The paper extends technology acceptance research by examining how psychological and social factors shape faculty members’ intention to adopt generative artificial intelligence (GenAI) ChatGPT in higher education. The data was collected from 342 professors at a public university and its affiliated colleges in Chennai, India. The proposed model integrates perceived usefulness (PU), perceived ease of use (PEOU), perceived trustworthiness (PT), technological self-efficacy (TSE), and social influence (SI), and it is tested using partial least squares structural equation modeling (PLS-SEM).
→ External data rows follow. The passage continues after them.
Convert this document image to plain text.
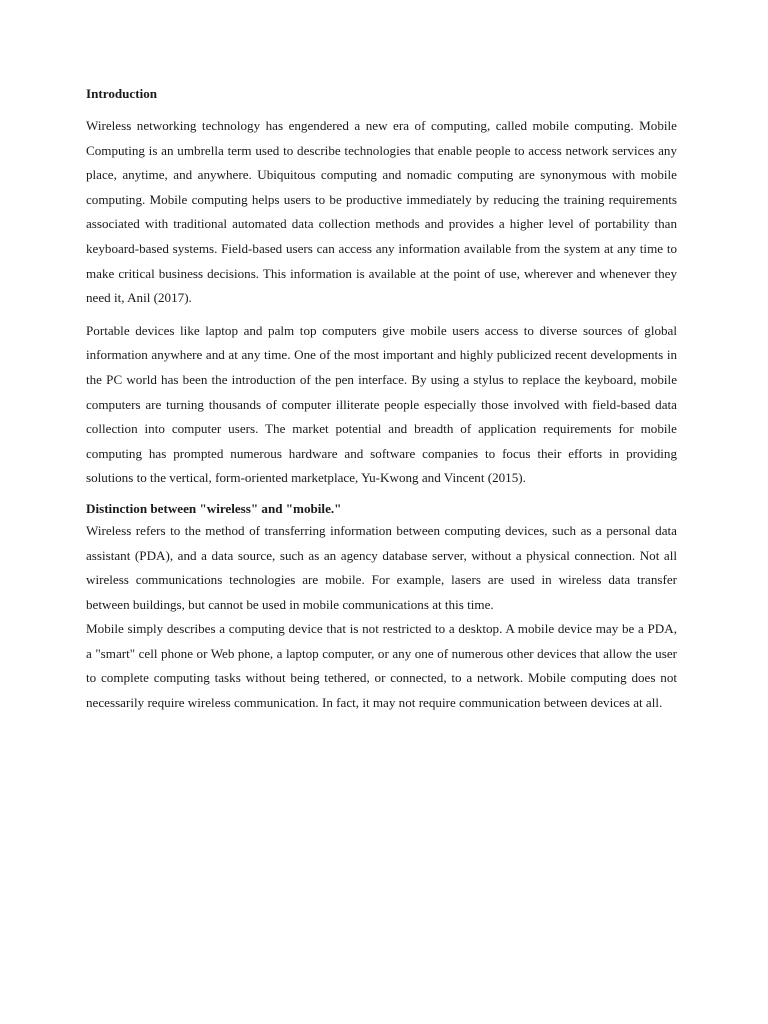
Introduction

Wireless networking technology has engendered a new era of computing, called mobile computing. Mobile Computing is an umbrella term used to describe technologies that enable people to access network services any place, anytime, and anywhere. Ubiquitous computing and nomadic computing are synonymous with mobile computing. Mobile computing helps users to be productive immediately by reducing the training requirements associated with traditional automated data collection methods and provides a higher level of portability than keyboard-based systems. Field-based users can access any information available from the system at any time to make critical business decisions. This information is available at the point of use, wherever and whenever they need it, Anil (2017).

Portable devices like laptop and palm top computers give mobile users access to diverse sources of global information anywhere and at any time. One of the most important and highly publicized recent developments in the PC world has been the introduction of the pen interface. By using a stylus to replace the keyboard, mobile computers are turning thousands of computer illiterate people especially those involved with field-based data collection into computer users. The market potential and breadth of application requirements for mobile computing has prompted numerous hardware and software companies to focus their efforts in providing solutions to the vertical, form-oriented marketplace, Yu-Kwong and Vincent (2015).

Distinction between "wireless" and "mobile."

Wireless refers to the method of transferring information between computing devices, such as a personal data assistant (PDA), and a data source, such as an agency database server, without a physical connection. Not all wireless communications technologies are mobile. For example, lasers are used in wireless data transfer between buildings, but cannot be used in mobile communications at this time.

Mobile simply describes a computing device that is not restricted to a desktop. A mobile device may be a PDA, a "smart" cell phone or Web phone, a laptop computer, or any one of numerous other devices that allow the user to complete computing tasks without being tethered, or connected, to a network. Mobile computing does not necessarily require wireless communication. In fact, it may not require communication between devices at all.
The results reveal that PU directly influences behavioral intention (BI), while PEOU operates indirectly through PT and TSE. PT emerged as the strongest predictor, followed by TSE. SI positively moderates the relationship between PEOU and BI. These findings demonstrate that GenAI adoption among faculty is governed by a dual psychological mediation pathway through trust and self-efficacy rather than by direct functional appraisals alone. This constitutes a formal theoretical extension of the technology acceptance model (TAM) for generative AI contexts, repositioning trust as the primary mediating mechanism through which the faculty evaluate and commit to AI-supported teaching practice.

Introduction

Generative artificial intelligence (GenAI) has begun to influence teaching and learning in higher education. ChatGPT and similar platforms are currently used to design lessons, generate course materials and support student learning, which is changing the traditional classroom dynamics (Mollick & Mollick, 2023).